Всё ещё опираясь на трость, Эдмон опустился в кресло напротив. Пьер прикрыл на секунду глаза, скрывая их занавесью густых чёрных ресниц, а затем резко поднял взгляд и посмотрел прямо на Эдмона.
– Граф Бросо, я хотел извиниться перед вами. Наше знакомство прошло не слишком удачно. И к тому же я позволил себе недопустимую вольность. Я ни в коем случае не хотел поставить вас в неловкое положение. Поверьте мне.
Бросо издал невнятный звук, похожий на рычание недовольной кошки, и заметил:
– Мы, кажется, решили называть друг друга по имени.
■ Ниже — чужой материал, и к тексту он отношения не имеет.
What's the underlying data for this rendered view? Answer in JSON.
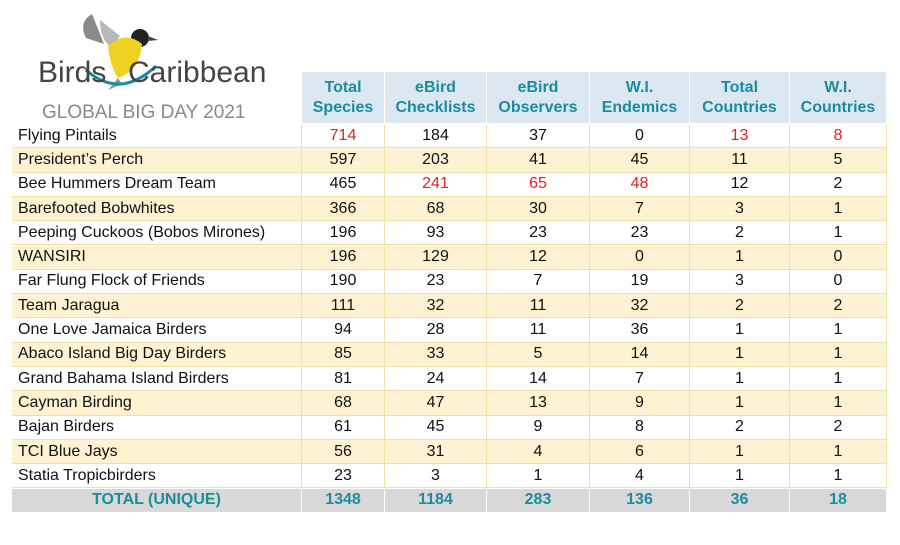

Из его фразы Пьер сделал вывод, что смысл сказанного Эдмон пропустил мимо ушей. И ещё – что можно занимать новый плацдарм.
– Разумеется, Эдмон, – он улыбнулся и продвинулся вдоль дивана, подсаживаясь ближе. Затем извлёк из-за пояса мешочек с мазью. – Я принёс то, что обещал, – он развязал тесёмку и продемонстрировал Эдмону стеклянный флакон с зеленоватой жидкостью. – Это средство излечивает самые страшные раны меньше чем за день. Но есть одно условие, без которого оно не подействует…
Пьер замолк, потому что дверь открылась, и на пороге показался дворецкий.
– Принести вам напитки, господа? – поинтересовался он, бросив на Пьера мрачный взгляд. Вчерашней сцены он явно не простил.
– Не нужно ничего, – резко, подстать этому взгляду, отрезал Пьер, – просто уйдите и не мешайте нам говорить.
– Виконт Леруа! – Эдмонд не сильно, но звонко стукнул тростью о пол, – вы всегда позволяете себе говорить с чужими слугами, как со своими?